At the end of the short story "The Sniper," the eponymous main character discovers that the man he has just killed, and whose body he has reduced to a "shattered mass," is in fact his own brother. This dramatic twist is especially shocking because it is only revealed in the very last line of the story, when the sniper turns over the dead body and looks "into his own brother's face."
The sniper's brother symbolizes the idea that we should all treat our fellow men as brothers and not as enemies. As God might have replied to Cain, in the biblical story of Cain and Abel, all men are their brothers' keepers. The brother's body in "The Sniper" is a very literal reminder of this message.

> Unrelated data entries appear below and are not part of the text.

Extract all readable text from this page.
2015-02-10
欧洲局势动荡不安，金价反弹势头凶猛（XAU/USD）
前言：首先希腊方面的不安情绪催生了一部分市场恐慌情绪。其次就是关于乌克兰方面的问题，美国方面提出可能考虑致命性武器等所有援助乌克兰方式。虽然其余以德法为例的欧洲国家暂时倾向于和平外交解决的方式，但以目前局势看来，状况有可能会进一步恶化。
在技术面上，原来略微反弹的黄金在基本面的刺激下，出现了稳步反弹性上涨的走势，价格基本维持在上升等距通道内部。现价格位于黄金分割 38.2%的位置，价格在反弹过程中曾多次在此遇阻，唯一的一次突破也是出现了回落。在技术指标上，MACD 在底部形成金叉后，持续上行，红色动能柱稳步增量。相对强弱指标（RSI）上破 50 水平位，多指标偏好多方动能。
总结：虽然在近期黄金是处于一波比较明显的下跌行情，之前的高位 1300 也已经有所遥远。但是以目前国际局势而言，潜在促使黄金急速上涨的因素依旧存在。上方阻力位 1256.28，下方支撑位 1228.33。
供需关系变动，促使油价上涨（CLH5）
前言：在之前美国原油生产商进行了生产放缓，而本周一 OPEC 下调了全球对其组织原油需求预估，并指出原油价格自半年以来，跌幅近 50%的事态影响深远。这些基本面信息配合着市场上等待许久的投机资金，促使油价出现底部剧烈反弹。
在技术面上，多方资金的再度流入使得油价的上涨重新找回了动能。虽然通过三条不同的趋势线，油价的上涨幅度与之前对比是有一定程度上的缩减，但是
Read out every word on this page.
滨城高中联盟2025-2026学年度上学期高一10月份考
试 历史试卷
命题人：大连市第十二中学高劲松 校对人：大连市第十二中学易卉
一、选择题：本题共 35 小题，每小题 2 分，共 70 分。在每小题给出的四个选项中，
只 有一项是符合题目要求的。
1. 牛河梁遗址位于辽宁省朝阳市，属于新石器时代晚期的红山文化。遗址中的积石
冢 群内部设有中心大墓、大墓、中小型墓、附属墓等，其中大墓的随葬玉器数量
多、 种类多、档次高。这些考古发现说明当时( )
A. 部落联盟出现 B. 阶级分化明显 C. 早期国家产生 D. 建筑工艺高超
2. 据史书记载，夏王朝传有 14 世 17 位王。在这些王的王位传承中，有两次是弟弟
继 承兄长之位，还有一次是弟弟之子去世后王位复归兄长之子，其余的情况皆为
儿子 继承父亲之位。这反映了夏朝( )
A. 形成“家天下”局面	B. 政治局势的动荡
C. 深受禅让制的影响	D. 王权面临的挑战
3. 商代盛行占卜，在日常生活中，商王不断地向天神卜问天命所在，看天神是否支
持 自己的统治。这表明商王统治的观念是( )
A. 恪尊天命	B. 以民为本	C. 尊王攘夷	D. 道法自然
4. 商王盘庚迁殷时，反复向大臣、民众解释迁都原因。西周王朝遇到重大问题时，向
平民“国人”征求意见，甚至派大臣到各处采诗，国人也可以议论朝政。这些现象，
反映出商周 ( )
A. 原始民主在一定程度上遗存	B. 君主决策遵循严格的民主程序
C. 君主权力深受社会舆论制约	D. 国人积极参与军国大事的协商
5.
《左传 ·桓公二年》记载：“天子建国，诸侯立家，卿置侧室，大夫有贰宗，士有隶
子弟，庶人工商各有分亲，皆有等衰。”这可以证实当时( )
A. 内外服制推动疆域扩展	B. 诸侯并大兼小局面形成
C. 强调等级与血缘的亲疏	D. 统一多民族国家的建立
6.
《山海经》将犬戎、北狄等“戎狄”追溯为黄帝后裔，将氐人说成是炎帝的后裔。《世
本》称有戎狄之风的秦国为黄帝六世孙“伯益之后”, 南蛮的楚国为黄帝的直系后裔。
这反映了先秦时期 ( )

The sniper's brother also symbolizes the idea that violence is always self-destructive. Indeed, the violence that the sniper inflicts upon his brother, who at the time he thought of merely as an anonymous "enemy," comes back to hurt the sniper also. The story does not continue beyond the aforementioned revelation to describe the sniper's reaction upon discovering that he has killed his brother, but we can assume that the sniper will be distraught and devastated. He will feel tremendous guilt and pain for killing his own brother, and this guilt and pain will have been self-inflicted. In this way, the violence that the sniper commits is self-destructive.
The idea that violence is self-destructive, as symbolized by the sniper's brother, may also be linked to post-traumatic stress disorder, or PTSD for short. Many soldiers who return from war suffer debilitating forms of PTSD as a result of the violence that they have committed and witnessed. The sniper in the story will likely also suffer some form of PTSD after discovering that he has killed his own brother.